A retrospective case-note review was performed of all patients referred to our regional soft tissue sarcoma unit between 1 January 2004 and 31 December 2008. Patients referred under the two-week guidelines and all patients referred routinely were analysed. The main outcome measures were the total number of patients referred on the basis of the two-week guidelines and the proportion they constitute of all referrals. The referring criteria were noted and compared to the observed criteria recorded. The final histological diagnosis of patients referred on the basis of the two-week guidelines are documented.


A total of 2746 referrals for suspected sarcoma were made from January 2004 to December 2008. Of these, 154 referrals were made under the two-week rule of which 102 were referred purely on the clinical criteria for suspected soft tissue sarcoma. The remaining patients were referred after non-urgent special investigations indicated the possibility of sarcoma. Twelve patients referred under the two-week rule were proved to have sarcoma, nine after specific investigations including imaging or histological diagnosis. Of the 102 patients referred on clinical suspicion of a sarcoma, two patients had proven soft tissue sarcomas and one patient a cutaneous sarcoma. Between 2004 and 2008, the number of 2-week referrals rose 25-fold but accounted for an increase of less than 1% of the sarcomas treated in this unit.

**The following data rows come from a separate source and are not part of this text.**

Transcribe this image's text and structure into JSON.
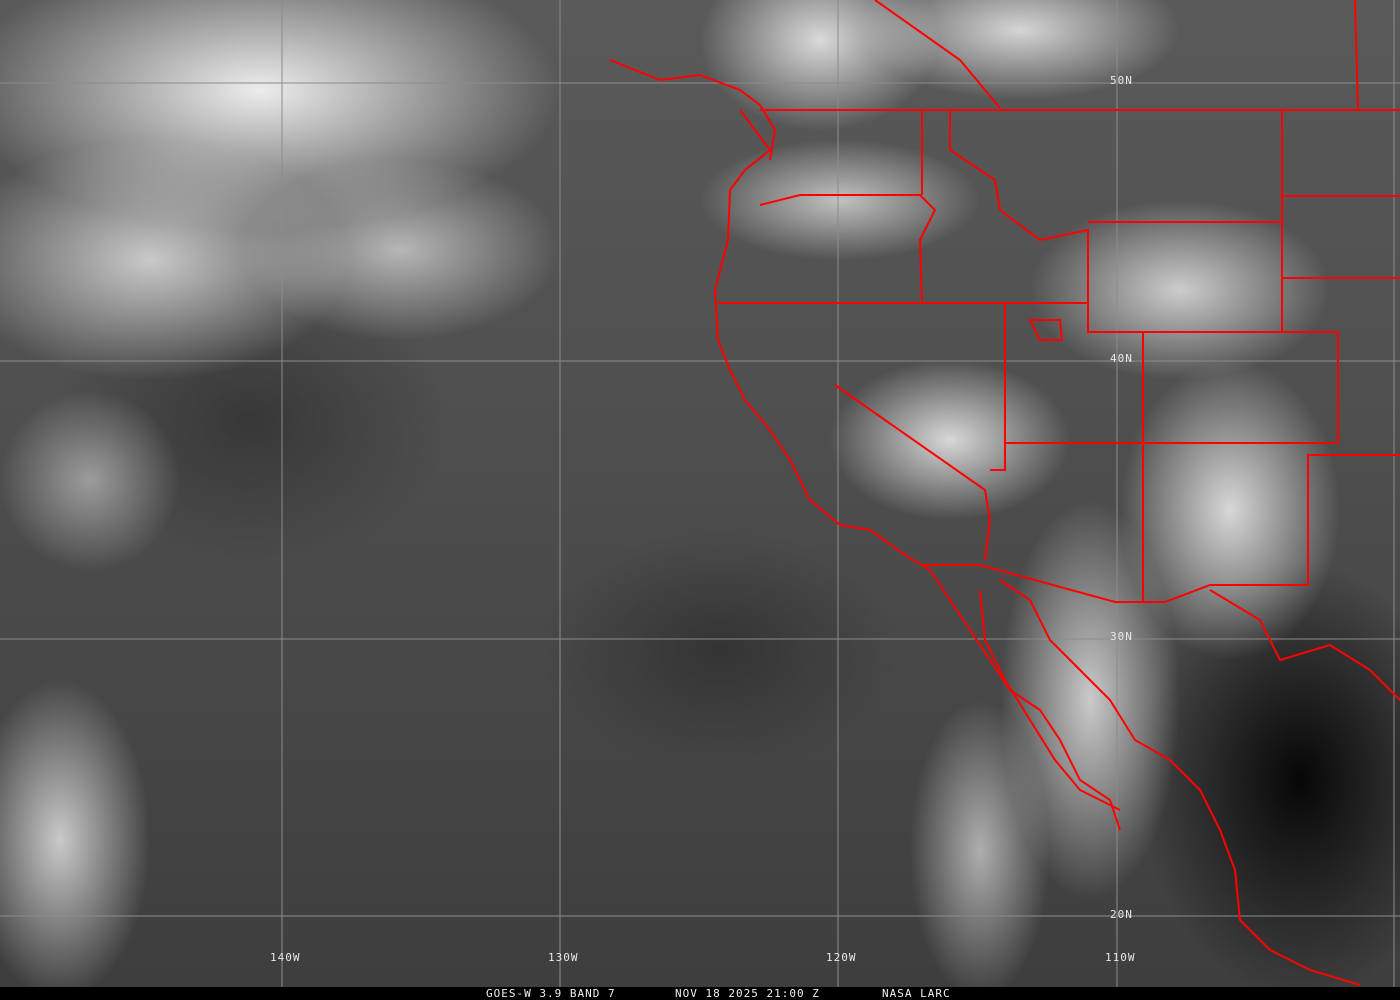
{
  "caption": {
    "product": "GOES-W 3.9 BAND 7",
    "datetime": "NOV 18 2025 21:00 Z",
    "source": "NASA LARC"
  },
  "grid_labels": {
    "longitudes": [
      "140W",
      "130W",
      "120W",
      "110W"
    ],
    "latitudes": [
      "50N",
      "40N",
      "30N",
      "20N"
    ]
  },
  "colors": {
    "borders": "#ff0000",
    "grid": "#8c8c8c",
    "caption_bg": "#000000"
  }
}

The numbers of all referrals for suspected sarcoma are increasing; however, the rate of increase of 2-week referrals is increasing faster than routine referrals and will exceed it in 2012 if current trends continue. There has not been a commensurate rise in the detection of sarcoma or, more specifically, diagnosis of the deep sarcomas associated with worse prognosis. Current clinical guidelines have essentially had no impact on the early diagnosis and treatment of soft tissue sarcoma, and may negatively impact on the treatment of patients with proven sarcoma by delaying treatment within a regional centre because of redirection of a large number of patients with benign abnormalities to such centres.